I don't know what I wanted from a movie called The Last Samurai starring Tom Cruise. Maybe I just wanted it not to exist. But it does. It exists and exists and exists. Director Edward Zwick has made no secret of his desire to pay homage to Japanese cinematic master Akira Kurosawa, but The Last Samurai is transparently a Western epic, no matter how badly it may wish to be more.

Judged on its own merits, The Last Samurai also falls short, blunting its comic-book action effectiveness--on which level the film works best--with dramatic bloat and poorly developed romance. First and foremost the film is a star vehicle for Cruise, who plays 19th-century ex-Cavalry-man Capt. Nathan Algren. This false idol, reduced to a perpetual alcoholic binge peppered with sideshow appearances on behalf of Winchester rifles, ships off to Japan at the behest of a political opportunist named Omura (Masato Harada). Omura hires Algren, at great expense, to train Japanese troops to quell a rebellion led by fearsome samurai General Katsumoto (Ken Watanabe). When the campaign goes horribly wrong, Algren finds himself Katsumoto's captive.

Already bitter and cynical from his reluctant participation in the massacre of native american women and children, Algren suffers wounds and indignities in the home of the woman he widowed in battle. Katsumoto engages Algren in regular "know your enemy" chats, while Algren detoxes and ingratiates himself with the dead warrior's family. Before you can say Dickie Roberts--Former Child Star, Algren is an unlikely part of the family, speaking fluent Japanese (he's a linguist, you know), wooing the widow, and playing Dad with the kids. If you can believe that, story man John Logan reasons, you can believe that Algren learns to love his enemy and gains enough trust to fight alongside them in battle with nary a whiff of resentment.

Though Logan shares screenplay credit with Zwick and regular Zwick collaborator Marshall Herskovitz, I blame Logan, the unaccountably successful screenwriter whose credits include Gladiator, Star Trek: Nemesis, The Time Machine, and Sinbad: Legend of the Seven Seas. It seems obvious that the merits of Logan's successful projects are owed to the filmmakers who rewrite him (like Oliver Stone on Any Given Sunday) than Logan's own dubious talents, and here Zwick fails to rewrite him into credibility or depth.

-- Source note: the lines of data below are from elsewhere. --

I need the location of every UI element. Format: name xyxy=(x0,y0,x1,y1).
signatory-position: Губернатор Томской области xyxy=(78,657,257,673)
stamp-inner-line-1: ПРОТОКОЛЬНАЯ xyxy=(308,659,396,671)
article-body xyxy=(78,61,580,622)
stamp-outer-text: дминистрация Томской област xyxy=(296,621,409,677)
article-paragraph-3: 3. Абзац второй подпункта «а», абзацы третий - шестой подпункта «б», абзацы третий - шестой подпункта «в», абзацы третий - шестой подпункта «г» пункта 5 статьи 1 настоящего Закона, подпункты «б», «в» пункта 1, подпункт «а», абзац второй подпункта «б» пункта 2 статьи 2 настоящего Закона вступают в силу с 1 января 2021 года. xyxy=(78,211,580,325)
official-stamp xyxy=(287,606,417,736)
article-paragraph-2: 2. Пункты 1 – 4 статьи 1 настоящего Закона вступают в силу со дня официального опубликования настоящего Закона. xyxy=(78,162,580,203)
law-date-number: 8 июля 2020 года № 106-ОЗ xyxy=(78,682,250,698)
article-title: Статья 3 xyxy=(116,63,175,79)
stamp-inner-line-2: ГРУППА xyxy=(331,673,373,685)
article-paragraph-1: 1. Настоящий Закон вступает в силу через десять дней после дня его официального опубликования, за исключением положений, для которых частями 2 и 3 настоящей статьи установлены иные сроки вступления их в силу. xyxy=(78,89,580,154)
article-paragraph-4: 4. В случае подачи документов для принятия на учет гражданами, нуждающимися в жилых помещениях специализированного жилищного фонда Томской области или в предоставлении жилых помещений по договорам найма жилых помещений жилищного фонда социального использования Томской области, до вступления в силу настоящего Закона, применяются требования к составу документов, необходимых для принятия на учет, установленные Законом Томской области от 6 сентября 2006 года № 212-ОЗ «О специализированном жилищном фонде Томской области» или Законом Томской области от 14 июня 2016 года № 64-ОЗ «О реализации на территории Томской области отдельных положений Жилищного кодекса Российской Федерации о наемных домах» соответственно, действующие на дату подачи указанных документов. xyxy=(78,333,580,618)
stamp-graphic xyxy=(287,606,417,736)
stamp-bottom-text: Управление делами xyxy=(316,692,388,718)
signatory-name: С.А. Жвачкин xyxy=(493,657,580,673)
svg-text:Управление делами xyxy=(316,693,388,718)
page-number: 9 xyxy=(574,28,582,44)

As for Cruise, his movie-star performance anchors the film for better and worse. Though the film poetically insists Algren is a noble tiger, Zwick and his star can't resist upsetting their bleary tone with goofy flourishes, like an awkward kung fu display meant to poke fun at Algren's last vestiges of vanity. But if this is the thing--a Dances With Samurais--who better than Cruise to lend professional aplomb, from his starry smile to his thorough physicality?

Less fact than fable, The Last Samurai is well-intentioned and musters the requisite Japanese-scroll vistas and check-out-all-the-soldiers battle scenes one would expect of an Oscar-bait epic shot by two-time Oscar winner John Toll (Braveheart and Legends of the Fall, natch). The director overworks the slo-mo, allows clunky epigrams, and generally betrays that he lacks Kurosawa's sharp and sophisticated regard for human behavior; instead, Zwick becomes too wrapped up in exoticism to see the Japanese as living, breathing individuals. If this blustery movie about "a forgotten word: honor" has its heart in the right place, it too fully embraces the samurai swordfighting tip "No mind."